Durant l’été 2023, Joe Biden, le président démocrate avait déjà signé un décret pour limiter les investissements américains dans les secteurs de l’intelligence artificielle, le quantique, les semi-conducteurs en Chine. Il avait été jugé insuffisant par l’opposition, faisant l’impasse sur le secteur de l’énergie ou les biotechnologies. Le représentant démocrate de la commission spéciale Raja Krishnamoorthi a ouvertement envisagé un élargissement de ces contraintes.
Ces prises de positions semblent faire leurs effets. Selon les chiffres de PitchBook, spécialisé dans le suivi du marché des start-up, entre 2021 et 2023, les investissements dans les jeunes pousses chinoises ont baissé de 88 %. Elles sont passées de 47 milliards de dollars à 5,6 milliards.
Difficile de se détourner de la Chine
Les stratégies des sociétés d’investissements sont variables. Le New York Times, qui s’est penché sur le sujet, note que DCM Ventures, actif en Chine depuis 1999, n’évoque plus le pays dans la présentation de ses projets dans la région Pacifique.
Sequioa Capital et GGV Capital, toutes deux citées par le rapport de la commission, ont décidé de séparer leurs activités en Chine du reste. Sequioa, l’un des noms les plus fameux de la Silicon Valley, présent depuis 2005 dans l’Empire du Milieu, a annoncé en juin l’autonomie de sa filière chinoise HongShan. C’est l’argument mis en avant face aux accusations du Congrès. GGV s’est défendu en mettant en avant que ce même processus était en cours.
Qualcomm Ventures, de son côté, a minimisé ses investissements en Chine. Walden International et GSR Ventures, les derniers cités, n’ont pas réagi officiellement. La première a cependant fait savoir que les éléments à l’origine de ces investissements n’étaient plus dans l’entreprise.

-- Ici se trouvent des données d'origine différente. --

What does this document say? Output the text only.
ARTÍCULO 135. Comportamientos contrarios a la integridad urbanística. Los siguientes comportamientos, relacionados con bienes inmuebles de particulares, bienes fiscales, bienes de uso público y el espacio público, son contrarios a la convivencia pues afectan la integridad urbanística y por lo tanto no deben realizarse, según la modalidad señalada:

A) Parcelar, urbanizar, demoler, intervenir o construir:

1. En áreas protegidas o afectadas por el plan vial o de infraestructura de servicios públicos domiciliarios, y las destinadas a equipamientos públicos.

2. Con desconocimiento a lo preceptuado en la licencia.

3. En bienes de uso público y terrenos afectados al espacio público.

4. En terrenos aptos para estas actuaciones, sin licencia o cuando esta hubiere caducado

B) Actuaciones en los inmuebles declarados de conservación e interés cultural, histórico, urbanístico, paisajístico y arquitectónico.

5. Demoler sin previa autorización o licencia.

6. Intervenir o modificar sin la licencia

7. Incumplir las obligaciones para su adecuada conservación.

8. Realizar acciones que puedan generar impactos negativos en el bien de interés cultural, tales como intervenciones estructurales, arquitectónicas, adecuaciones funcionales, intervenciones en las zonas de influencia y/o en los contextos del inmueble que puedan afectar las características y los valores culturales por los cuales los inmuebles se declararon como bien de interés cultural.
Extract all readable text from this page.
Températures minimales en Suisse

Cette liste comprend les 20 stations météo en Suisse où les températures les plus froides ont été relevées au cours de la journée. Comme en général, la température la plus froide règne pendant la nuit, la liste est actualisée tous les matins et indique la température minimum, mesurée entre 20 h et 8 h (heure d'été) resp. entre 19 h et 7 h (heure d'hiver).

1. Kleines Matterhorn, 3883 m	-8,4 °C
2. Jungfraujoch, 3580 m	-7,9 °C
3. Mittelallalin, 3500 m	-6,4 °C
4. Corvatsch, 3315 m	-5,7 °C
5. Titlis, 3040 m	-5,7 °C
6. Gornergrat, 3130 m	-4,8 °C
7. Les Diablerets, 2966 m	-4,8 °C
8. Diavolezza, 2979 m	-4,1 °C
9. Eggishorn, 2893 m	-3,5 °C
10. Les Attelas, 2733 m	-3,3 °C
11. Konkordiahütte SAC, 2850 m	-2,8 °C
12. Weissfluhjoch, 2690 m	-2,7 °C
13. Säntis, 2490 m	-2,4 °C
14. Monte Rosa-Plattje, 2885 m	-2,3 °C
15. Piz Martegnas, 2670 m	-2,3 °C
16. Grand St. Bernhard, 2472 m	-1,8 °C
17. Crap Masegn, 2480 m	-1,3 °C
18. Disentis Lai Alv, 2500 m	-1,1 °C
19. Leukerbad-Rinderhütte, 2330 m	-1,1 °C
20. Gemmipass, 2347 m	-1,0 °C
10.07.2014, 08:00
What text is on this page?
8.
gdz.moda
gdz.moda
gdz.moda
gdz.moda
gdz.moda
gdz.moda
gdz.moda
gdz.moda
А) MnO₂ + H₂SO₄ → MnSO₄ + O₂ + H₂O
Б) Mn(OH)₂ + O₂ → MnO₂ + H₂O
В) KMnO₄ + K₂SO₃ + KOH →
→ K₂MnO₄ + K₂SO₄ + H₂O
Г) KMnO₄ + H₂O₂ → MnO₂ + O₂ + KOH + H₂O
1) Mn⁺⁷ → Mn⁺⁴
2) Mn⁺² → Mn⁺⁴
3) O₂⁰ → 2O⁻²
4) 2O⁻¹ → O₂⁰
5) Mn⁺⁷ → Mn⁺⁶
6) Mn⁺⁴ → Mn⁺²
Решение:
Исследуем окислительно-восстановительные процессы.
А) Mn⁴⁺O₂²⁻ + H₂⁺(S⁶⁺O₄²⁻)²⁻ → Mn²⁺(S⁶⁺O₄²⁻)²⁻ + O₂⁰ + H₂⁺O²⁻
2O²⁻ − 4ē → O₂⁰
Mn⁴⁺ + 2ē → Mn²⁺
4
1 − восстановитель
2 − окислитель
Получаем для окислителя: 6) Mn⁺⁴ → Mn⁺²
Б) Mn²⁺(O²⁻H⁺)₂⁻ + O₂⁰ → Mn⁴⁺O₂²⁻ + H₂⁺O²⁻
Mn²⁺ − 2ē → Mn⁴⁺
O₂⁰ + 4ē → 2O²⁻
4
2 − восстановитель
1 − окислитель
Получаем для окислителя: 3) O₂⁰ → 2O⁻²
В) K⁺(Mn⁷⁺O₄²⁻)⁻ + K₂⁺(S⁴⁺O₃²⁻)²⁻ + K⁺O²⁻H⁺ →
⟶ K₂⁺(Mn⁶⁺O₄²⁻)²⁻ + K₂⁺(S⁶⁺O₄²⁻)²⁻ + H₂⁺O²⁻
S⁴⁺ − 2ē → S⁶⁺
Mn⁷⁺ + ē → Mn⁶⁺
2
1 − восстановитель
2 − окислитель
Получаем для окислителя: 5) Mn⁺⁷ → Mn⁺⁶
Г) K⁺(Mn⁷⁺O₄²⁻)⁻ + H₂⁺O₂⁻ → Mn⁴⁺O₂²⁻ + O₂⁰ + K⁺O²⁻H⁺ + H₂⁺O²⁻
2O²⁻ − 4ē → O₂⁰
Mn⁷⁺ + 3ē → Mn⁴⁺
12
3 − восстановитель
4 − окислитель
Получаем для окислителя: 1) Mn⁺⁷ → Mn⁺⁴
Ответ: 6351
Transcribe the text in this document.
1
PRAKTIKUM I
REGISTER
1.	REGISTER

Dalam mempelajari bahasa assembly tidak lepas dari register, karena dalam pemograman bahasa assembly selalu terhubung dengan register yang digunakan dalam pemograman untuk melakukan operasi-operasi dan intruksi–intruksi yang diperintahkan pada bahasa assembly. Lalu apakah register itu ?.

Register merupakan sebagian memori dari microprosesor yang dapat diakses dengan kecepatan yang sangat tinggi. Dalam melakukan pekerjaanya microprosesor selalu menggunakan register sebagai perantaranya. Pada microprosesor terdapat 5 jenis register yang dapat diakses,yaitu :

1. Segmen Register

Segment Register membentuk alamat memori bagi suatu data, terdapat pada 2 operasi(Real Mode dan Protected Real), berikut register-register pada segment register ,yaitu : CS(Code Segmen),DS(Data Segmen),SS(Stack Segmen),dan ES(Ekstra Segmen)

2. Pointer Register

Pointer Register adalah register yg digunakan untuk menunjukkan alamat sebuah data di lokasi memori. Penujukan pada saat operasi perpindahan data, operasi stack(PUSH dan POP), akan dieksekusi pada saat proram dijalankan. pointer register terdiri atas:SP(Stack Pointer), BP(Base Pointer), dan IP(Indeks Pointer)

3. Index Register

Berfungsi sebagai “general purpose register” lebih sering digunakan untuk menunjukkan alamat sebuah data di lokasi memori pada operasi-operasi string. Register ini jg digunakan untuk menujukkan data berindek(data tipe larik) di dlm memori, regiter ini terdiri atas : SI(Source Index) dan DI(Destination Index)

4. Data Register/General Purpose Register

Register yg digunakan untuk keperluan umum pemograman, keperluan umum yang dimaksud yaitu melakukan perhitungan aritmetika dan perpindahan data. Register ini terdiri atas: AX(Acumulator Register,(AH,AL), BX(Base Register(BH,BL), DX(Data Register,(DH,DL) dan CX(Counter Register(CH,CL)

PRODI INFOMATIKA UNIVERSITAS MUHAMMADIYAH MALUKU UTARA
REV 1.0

Le New York Times souligne qu’il peut être difficile pour ces groupes de se détacher des investissements déjà réalisés. Ils sont souvent réalisés dans des start-up privées, où la revente n’est pas aisée. Certains ont donc simplement décidé de ne pas réaliser de nouveau pari en Chine.
Se détourner de la Chine est aussi un changement de culture pour les sociétés de capital-risque. Elles ont longtemps été incitées par Washington à s’y rendre, dans l’espoir d’amener le pays communiste vers un modèle occidental. Avec la rivalité technologique sino-américaine, l’explosion des tensions géopolitiques entre les deux puissances, ce temps semble révolue.